The American government is investigating whether Al-Qaeda’s number two has been killed in Syria, an official told AFP Tuesday, amid reports of a US strike in or around Idlib.
The official, who spoke on condition of anonymity, said that agencies were working to confirm whether Abu Khayr al-Masri is dead, in what would be a major counterterrorism coup.
Masri was a son-in-law of Qaeda founder Osama bin Laden and was believed to be deputy to the group’s current leader Ayman al-Zawahiri.

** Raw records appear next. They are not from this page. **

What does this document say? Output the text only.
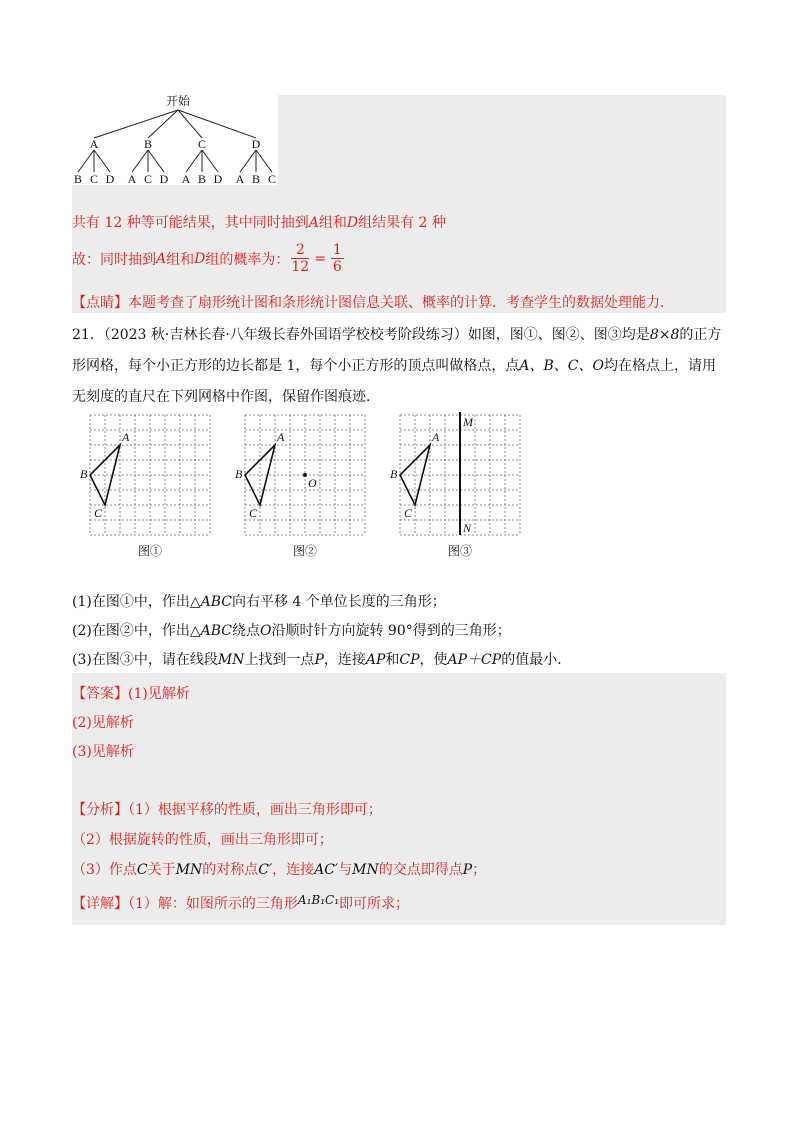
开始
A	B	C	D
B C D A C D A B D A B C
共有 12 种等可能结果，其中同时抽到A组和D组结果有 2 种
故：同时抽到 A 组和 D 组的概率为： $\frac{2}{12} = \frac{1}{6}$
【点睛】本题考查了扇形统计图和条形统计图信息关联、概率的计算．考查学生的数据处理能力．
21．（2023 秋·吉林长春·八年级长春外国语学校校考阶段练习）如图，图①、图②、图③均是8×8的正方
形网格，每个小正方形的边长都是 1，每个小正方形的顶点叫做格点，点A、B、C、O均在格点上，请用
无刻度的直尺在下列网格中作图，保留作图痕迹．
A
B
C
图①
A
B
C
O
图②
A
B
C
M
N
图③
(1)在图①中，作出△ABC向右平移 4 个单位长度的三角形；
(2)在图②中，作出△ABC绕点O沿顺时针方向旋转 90°得到的三角形；
(3)在图③中，请在线段MN上找到一点P，连接AP和CP，使AP＋CP的值最小．
【答案】(1)见解析
(2)见解析
(3)见解析
【分析】（1）根据平移的性质，画出三角形即可；
（2）根据旋转的性质，画出三角形即可；
（3）作点C关于MN的对称点C′，连接AC′与MN的交点即得点P；
【详解】（1）解：如图所示的三角形A₁B₁C₁即可所求；
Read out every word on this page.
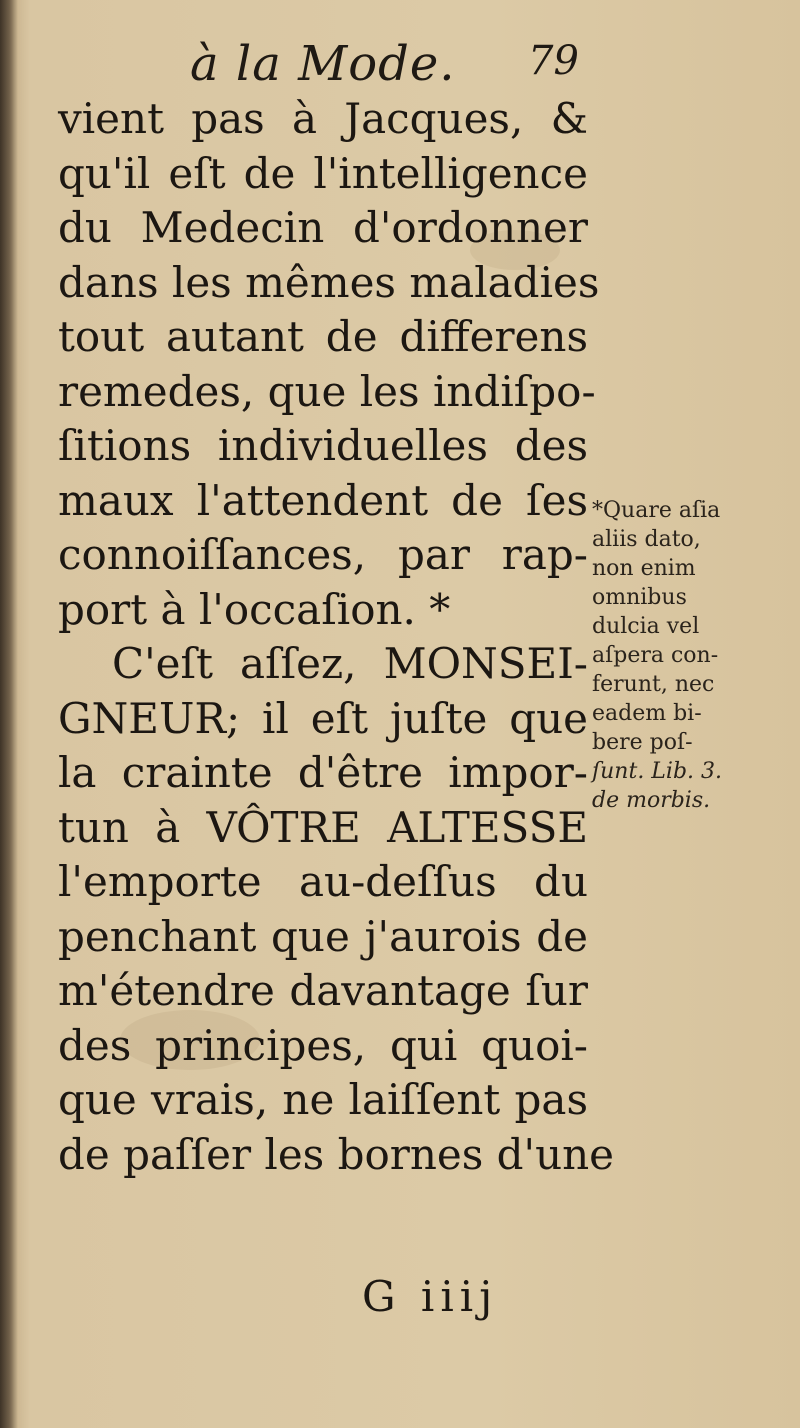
à la Mode. 79
vient pas à Jacques, &
qu'il eſt de l'intelligence
du Medecin d'ordonner
dans les mêmes maladies
tout autant de differens
remedes, que les indiſpo-
ſitions individuelles des
maux l'attendent de ſes
connoiſſances, par rap-
port à l'occaſion. *
C'eſt aſſez, MONSEI-
GNEUR; il eſt juſte que
la crainte d'être impor-
tun à VÔTRE ALTESSE
l'emporte au-deſſus du
penchant que j'aurois de
m'étendre davantage ſur
des principes, qui quoi-
que vrais, ne laiſſent pas
de paſſer les bornes d'une
*Quare aſia
aliis dato,
non enim
omnibus
dulcia vel
aſpera con-
ferunt, nec
eadem bi-
bere poſ-
ſunt. Lib. 3.
de morbis.
G iiij
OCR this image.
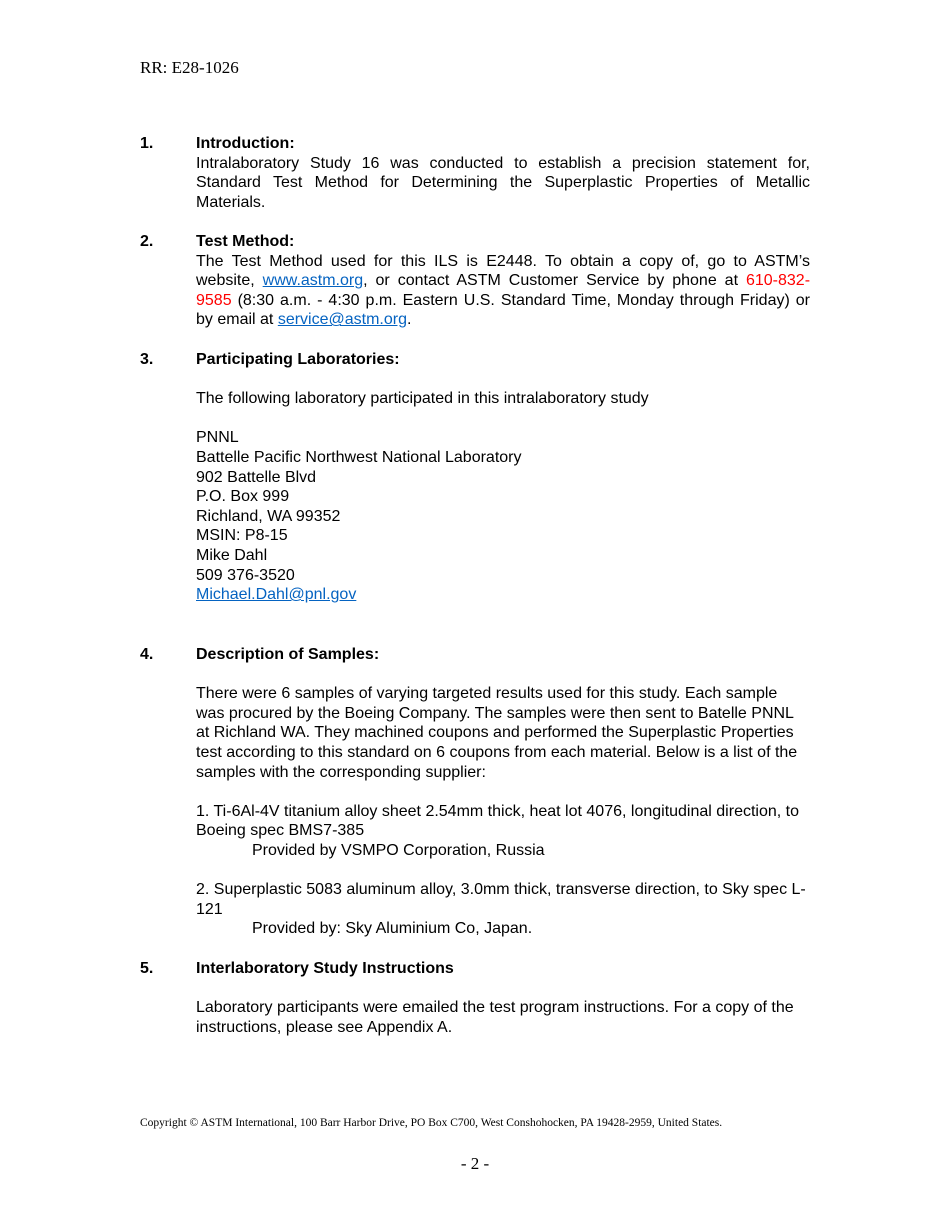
RR: E28-1026
1.	Introduction:
Intralaboratory Study 16 was conducted to establish a precision statement for, Standard Test Method for Determining the Superplastic Properties of Metallic Materials.
2.	Test Method:
The Test Method used for this ILS is E2448. To obtain a copy of, go to ASTM’s website, www.astm.org, or contact ASTM Customer Service by phone at 610-832-9585 (8:30 a.m. - 4:30 p.m. Eastern U.S. Standard Time, Monday through Friday) or by email at service@astm.org.
3.	Participating Laboratories:
The following laboratory participated in this intralaboratory study
PNNL
Battelle Pacific Northwest National Laboratory
902 Battelle Blvd
P.O. Box 999
Richland, WA 99352
MSIN: P8-15
Mike Dahl
509 376-3520
Michael.Dahl@pnl.gov
4.	Description of Samples:
There were 6 samples of varying targeted results used for this study. Each sample was procured by the Boeing Company. The samples were then sent to Batelle PNNL at Richland WA. They machined coupons and performed the Superplastic Properties test according to this standard on 6 coupons from each material. Below is a list of the samples with the corresponding supplier:
1. Ti-6Al-4V titanium alloy sheet 2.54mm thick, heat lot 4076, longitudinal direction, to Boeing spec BMS7-385
Provided by VSMPO Corporation, Russia
2. Superplastic 5083 aluminum alloy, 3.0mm thick, transverse direction, to Sky spec L-121
Provided by: Sky Aluminium Co, Japan.
5.	Interlaboratory Study Instructions
Laboratory participants were emailed the test program instructions. For a copy of the instructions, please see Appendix A.
Copyright © ASTM International, 100 Barr Harbor Drive, PO Box C700, West Conshohocken, PA 19428-2959, United States.
- 2 -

Egypt-born al-Masri, 59, was one of the most prominent figures in Al-Qaeda to have roots in the era before the September 1, 2001 attacks, according to the Soufan Group, a private security and intelligence consultancy.

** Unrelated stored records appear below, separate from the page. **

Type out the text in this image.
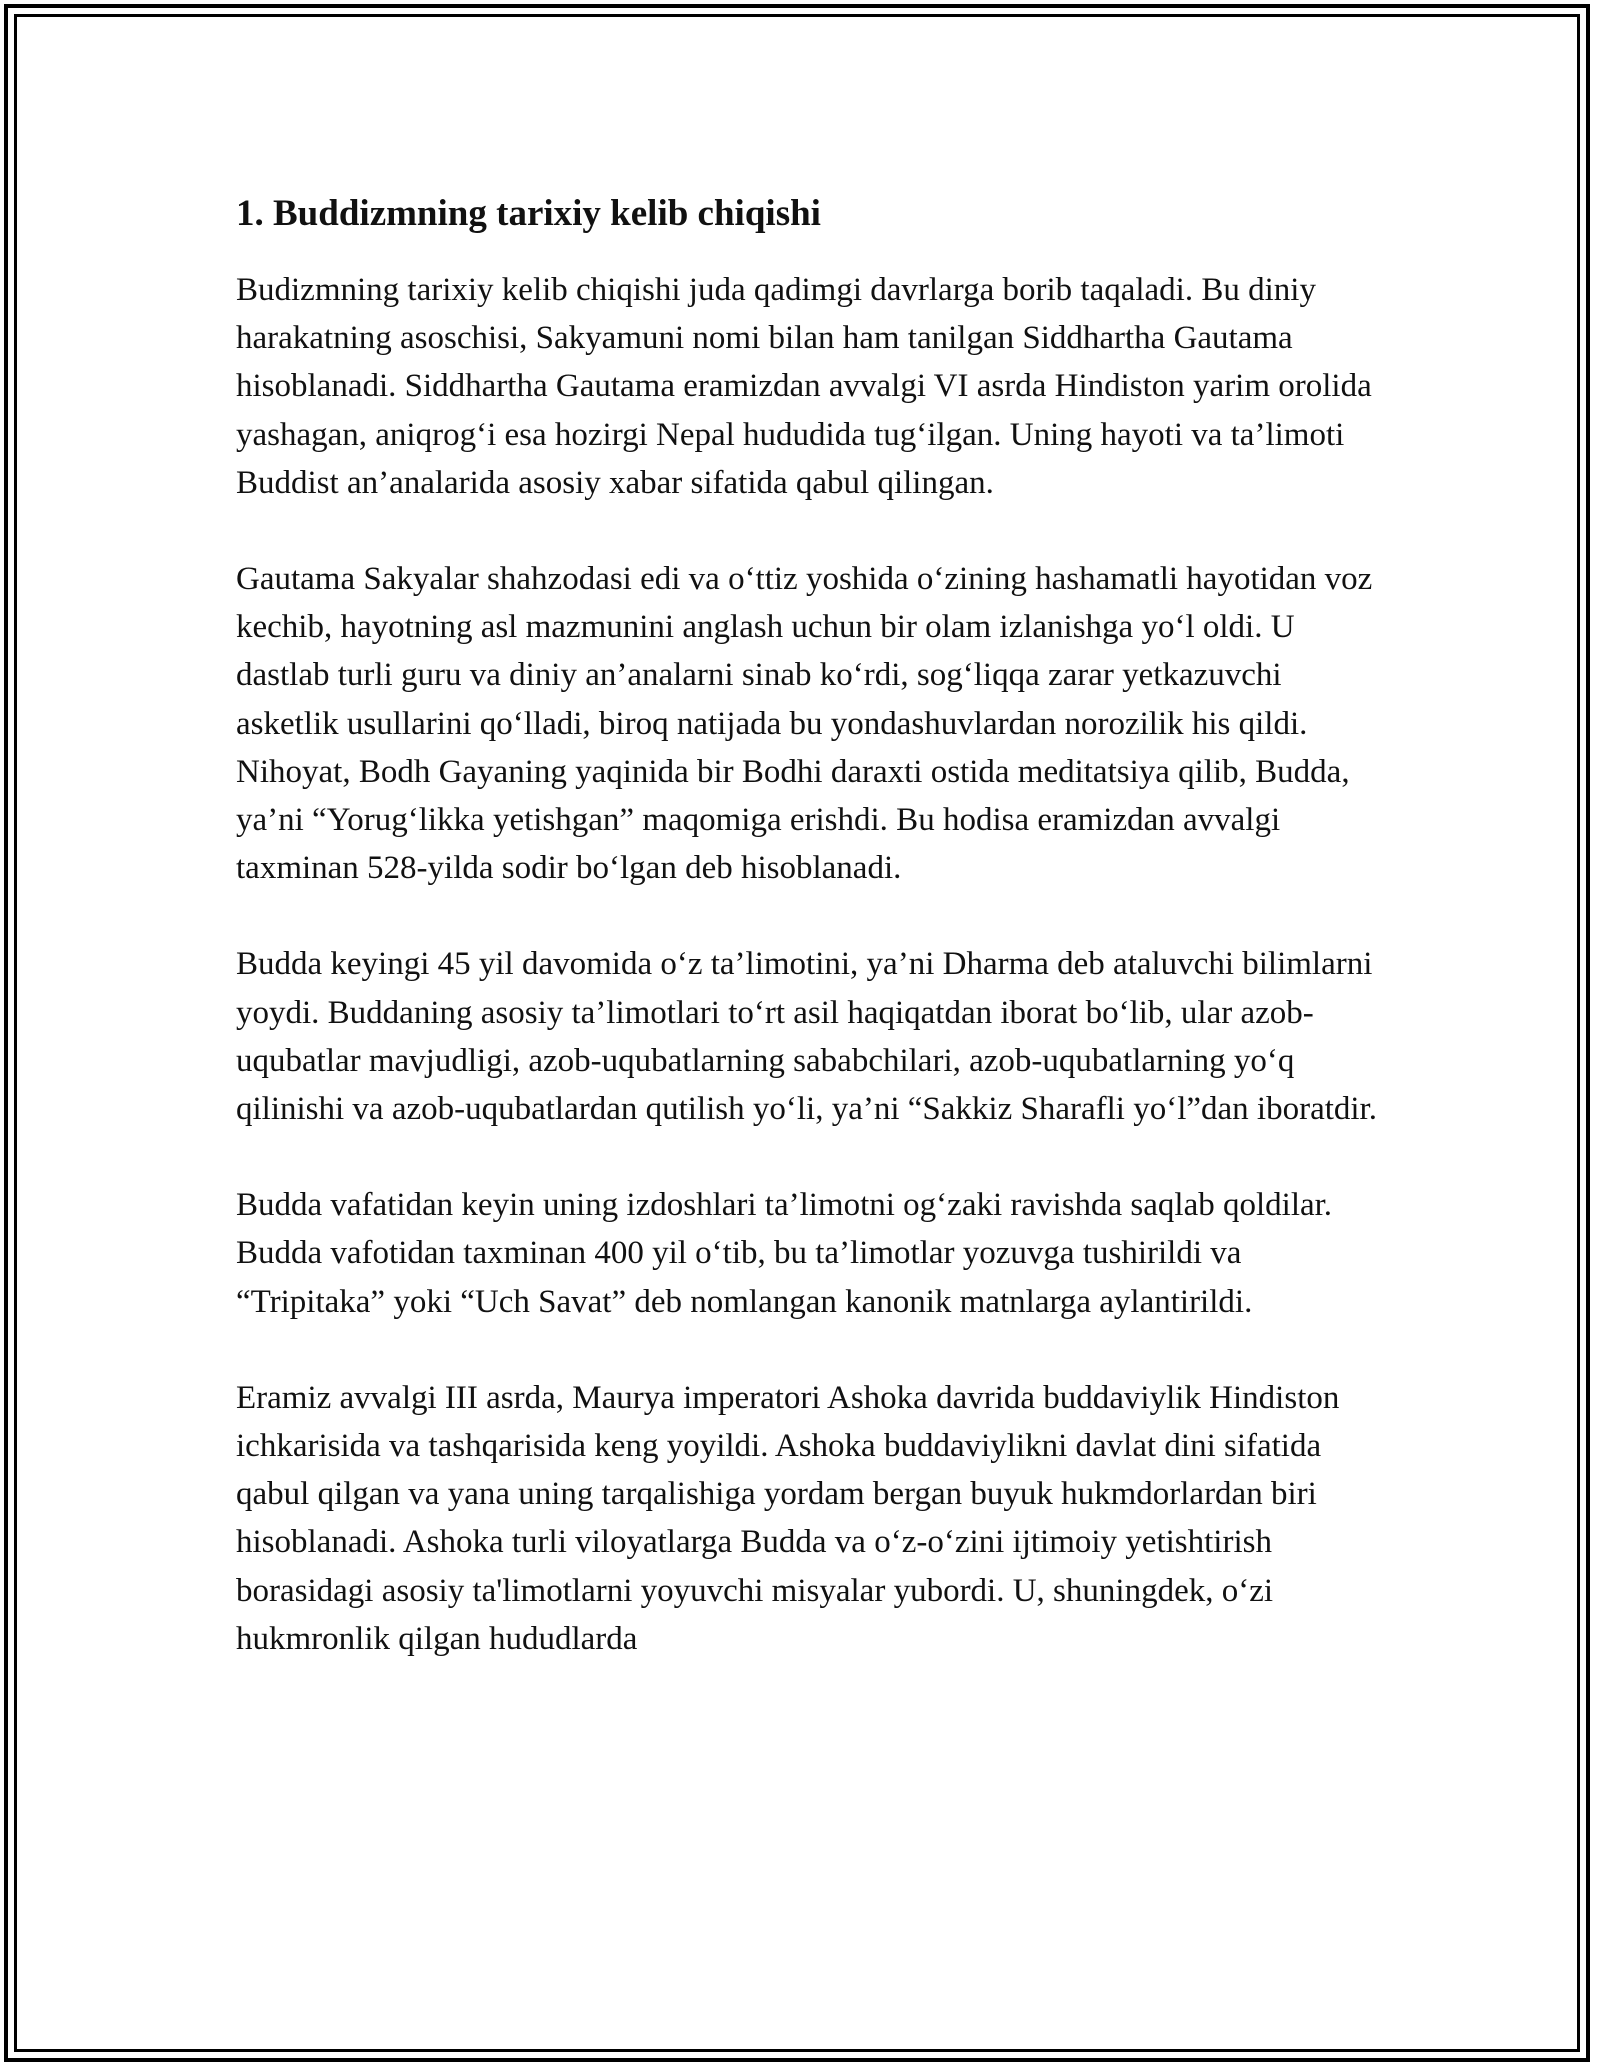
1. Buddizmning tarixiy kelib chiqishi

Budizmning tarixiy kelib chiqishi juda qadimgi davrlarga borib taqaladi. Bu diniy harakatning asoschisi, Sakyamuni nomi bilan ham tanilgan Siddhartha Gautama hisoblanadi. Siddhartha Gautama eramizdan avvalgi VI asrda Hindiston yarim orolida yashagan, aniqrog‘i esa hozirgi Nepal hududida tug‘ilgan. Uning hayoti va ta’limoti Buddist an’analarida asosiy xabar sifatida qabul qilingan.

Gautama Sakyalar shahzodasi edi va o‘ttiz yoshida o‘zining hashamatli hayotidan voz kechib, hayotning asl mazmunini anglash uchun bir olam izlanishga yo‘l oldi. U dastlab turli guru va diniy an’analarni sinab ko‘rdi, sog‘liqqa zarar yetkazuvchi asketlik usullarini qo‘lladi, biroq natijada bu yondashuvlardan norozilik his qildi. Nihoyat, Bodh Gayaning yaqinida bir Bodhi daraxti ostida meditatsiya qilib, Budda, ya’ni “Yorug‘likka yetishgan” maqomiga erishdi. Bu hodisa eramizdan avvalgi taxminan 528-yilda sodir bo‘lgan deb hisoblanadi.

Budda keyingi 45 yil davomida o‘z ta’limotini, ya’ni Dharma deb ataluvchi bilimlarni yoydi. Buddaning asosiy ta’limotlari to‘rt asil haqiqatdan iborat bo‘lib, ular azob-uqubatlar mavjudligi, azob-uqubatlarning sababchilari, azob-uqubatlarning yo‘q qilinishi va azob-uqubatlardan qutilish yo‘li, ya’ni “Sakkiz Sharafli yo‘l”dan iboratdir.

Budda vafatidan keyin uning izdoshlari ta’limotni og‘zaki ravishda saqlab qoldilar. Budda vafotidan taxminan 400 yil o‘tib, bu ta’limotlar yozuvga tushirildi va “Tripitaka” yoki “Uch Savat” deb nomlangan kanonik matnlarga aylantirildi.

Eramiz avvalgi III asrda, Maurya imperatori Ashoka davrida buddaviylik Hindiston ichkarisida va tashqarisida keng yoyildi. Ashoka buddaviylikni davlat dini sifatida qabul qilgan va yana uning tarqalishiga yordam bergan buyuk hukmdorlardan biri hisoblanadi. Ashoka turli viloyatlarga Budda va o‘z-o‘zini ijtimoiy yetishtirish borasidagi asosiy ta'limotlarni yoyuvchi misyalar yubordi. U, shuningdek, o‘zi hukmronlik qilgan hududlarda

“It was in al-Masri’s guesthouse in Kabul, Afghanistan, that Khalid Sheikh Mohammed briefed top Al-Qaeda leaders about the planning of the September 11, 2001 attacks,” the Soufan Group said.
His presence in Syria’s northwestern Idlib underscored the importance the country has gained in Qaeda’s strategy, analysts said.
Al-Masri, also known as Abdullah Muhammad Rajab Abdulrahman, joined Zawahiri in the Egyptian Islamic Jihad group in the 1980s before they enlisted with Bin Laden in the 1990s.
US intelligence believe Masri was involved in the 1998 bombings of US embassies in Kenya and Tanzania.
He was detained with several other Qaeda figures in 2003 in Iran and held until 2015, when they were traded for the release of an Iranian diplomat who had been seized by Al-Qaeda’s Yemen branch.